Soon in a future post I will write more on the book Thunderclap: A Memoir of Art and Life and Sudden Death; but I must say now that within the first few pages of reading it – when Laura Cumming speaks of her once upon a time daily visitations to the National Gallery to see a particular Dutch painting that “became a staging post…on a specific journey across London” – I was instantly reminded of my own staging post painting in the same gallery, in Room 34.
It is a natural pull, navigating to this room to meet my 18th century friends in the painting by Joseph Wright of Derby – An Experiment on a Bird in the Air Pump– at once alluring and haunting, that long haired wizard philosopher staring out at me, inviting me into the age of enlightenment when the exploration of all things scientific was in full swing. Wright was about light shining out of the darkness, a perspective he shared with companions in the Lunar Society of Birmingham.
On every visitation to the National Gallery, after some concentration on two to three other rooms, (for that’s all my mind’s eye can take in), I make my way to Room 34, and then after being overwhelmed by the welcome from Whistlejacket by George Stubbs I slowly make my way to Wright’s Experiment. First up close, examine the competing reactions of those gathered around the bird and the wizard, then shift eyes right to the moon through the window, the pull is complete.

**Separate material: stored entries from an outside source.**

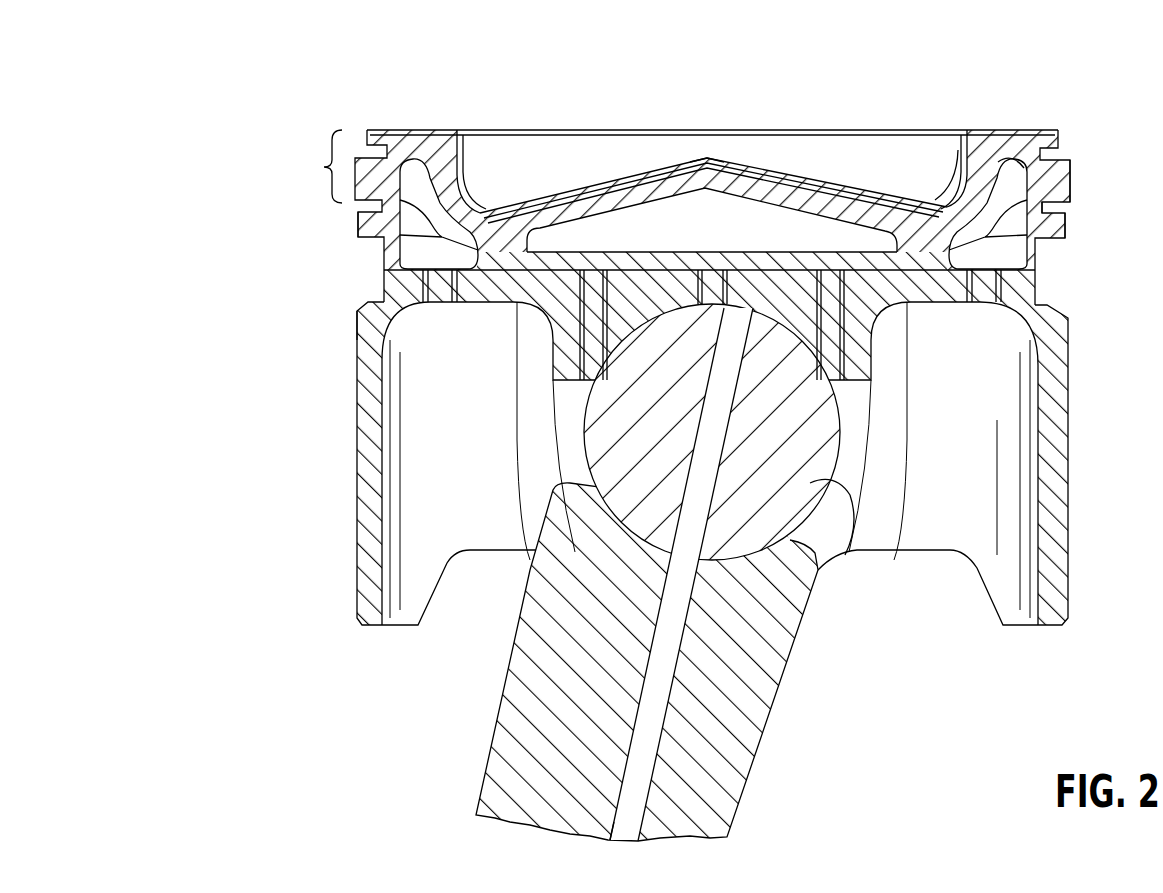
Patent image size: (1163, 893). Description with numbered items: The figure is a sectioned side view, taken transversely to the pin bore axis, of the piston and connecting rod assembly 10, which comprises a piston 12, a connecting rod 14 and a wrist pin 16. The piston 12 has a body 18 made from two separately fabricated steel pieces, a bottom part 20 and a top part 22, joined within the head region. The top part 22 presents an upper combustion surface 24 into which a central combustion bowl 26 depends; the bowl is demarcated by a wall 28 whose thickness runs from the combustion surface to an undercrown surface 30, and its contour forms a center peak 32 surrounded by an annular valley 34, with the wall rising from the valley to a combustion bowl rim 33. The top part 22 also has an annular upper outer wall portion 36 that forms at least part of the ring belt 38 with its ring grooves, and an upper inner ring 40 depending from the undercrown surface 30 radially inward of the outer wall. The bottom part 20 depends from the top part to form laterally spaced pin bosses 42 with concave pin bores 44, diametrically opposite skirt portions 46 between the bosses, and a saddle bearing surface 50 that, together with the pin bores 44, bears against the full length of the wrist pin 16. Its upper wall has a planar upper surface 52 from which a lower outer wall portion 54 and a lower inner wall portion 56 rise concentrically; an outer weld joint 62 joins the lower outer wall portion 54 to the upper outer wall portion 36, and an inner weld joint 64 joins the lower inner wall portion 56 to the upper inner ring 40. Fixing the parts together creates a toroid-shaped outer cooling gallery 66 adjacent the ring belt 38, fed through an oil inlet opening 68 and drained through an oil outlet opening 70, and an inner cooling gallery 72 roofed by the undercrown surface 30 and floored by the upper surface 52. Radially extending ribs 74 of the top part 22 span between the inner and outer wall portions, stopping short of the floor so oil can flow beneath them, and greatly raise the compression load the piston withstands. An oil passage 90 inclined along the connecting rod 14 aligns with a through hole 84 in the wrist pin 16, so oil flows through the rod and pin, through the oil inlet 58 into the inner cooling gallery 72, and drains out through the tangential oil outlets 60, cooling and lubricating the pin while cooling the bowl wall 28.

The piston and connecting rod assembly 10 is at (216, 131).
The piston 12 is at (1063, 124).
The connecting rod 14 is at (802, 666).
The wrist pin 16 is at (790, 292).
The body 18 is at (1074, 160).
The bottom part 20 is at (348, 311).
The top part 22 is at (359, 129).
The upper combustion surface 24 is at (441, 126).
The combustion bowl 26 is at (580, 150).
The combustion bowl wall 28 is at (478, 182).
The undercrown surface 30 is at (600, 192).
The center peak 32 is at (708, 156).
The combustion bowl rim 33 is at (963, 133).
The annular valley 34 is at (935, 196).
The upper outer wall portion 36 is at (1072, 196).
The ring belt 38 is at (319, 166).
The upper inner ring 40 is at (470, 216).
The pin bosses 42 is at (830, 522).
The pin bores 44 is at (822, 477).
The skirt portions 46 is at (357, 546).
The saddle bearing surface 50 is at (585, 398).
The upper surface 52 is at (748, 268).
The lower outer wall portion 54 is at (388, 252).
The lower inner wall portion 56 is at (922, 291).
The oil inlet 58 is at (712, 270).
The oil outlets 60 is at (592, 338).
The outer weld joint 62 is at (1070, 222).
The inner weld joint 64 is at (512, 216).
The outer cooling gallery 66 is at (1001, 142).
The oil inlet opening 68 is at (972, 320).
The oil outlet opening 70 is at (440, 292).
The inner cooling gallery 72 is at (651, 165).
The ribs 74 is at (395, 230).
The through hole 84 is at (695, 492).
The oil passage 90 is at (615, 820).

For what seems like an episode in time travel, I need to sit on the leather couch and ponder from a distance, for while the long 18th century had its share of unpleasantness much as we have today, there is that fascination with challenging thinking, experimentation, questioning, mystery, wonder and discomfort with change, much as we have today or at any time. And with this painting the longer I look at the animated faces the more I seem to know them – in the here and now.
What deepened my interest in Wright’s Experiment painting? It was during the time of my first pull in 2002 that I was also reading volumes about 18th century history and in that year there came the book The Lunar Men by Jenny Uglow. Can’t change the facts, it was a largely man’s world then and The Lunar Societyled by Erasmus Darwin included among the twelve prominent members – Josiah Wedgwood, Joseph Priestley and James Watt.
Only one time did my 18th century friends elude me. On an evening visitation the day before I was to leave London, Wright’s Experiment painting was missing. Asking the custodian of Room 34 about this unexpected absence, I learned that the painting was on loan to, of all places, the Tate Gallery. Sadly though just a short cab ride away, it was too late to arrange a rendezvous.
Yet the pull led me back to Room 34 on my next visitation and later I think I caught a glimpse of a man stepping off of a train car on the Tube who looked just like the wizard with the air pump. And as to the passage of time, the Lunar Society continues to this day.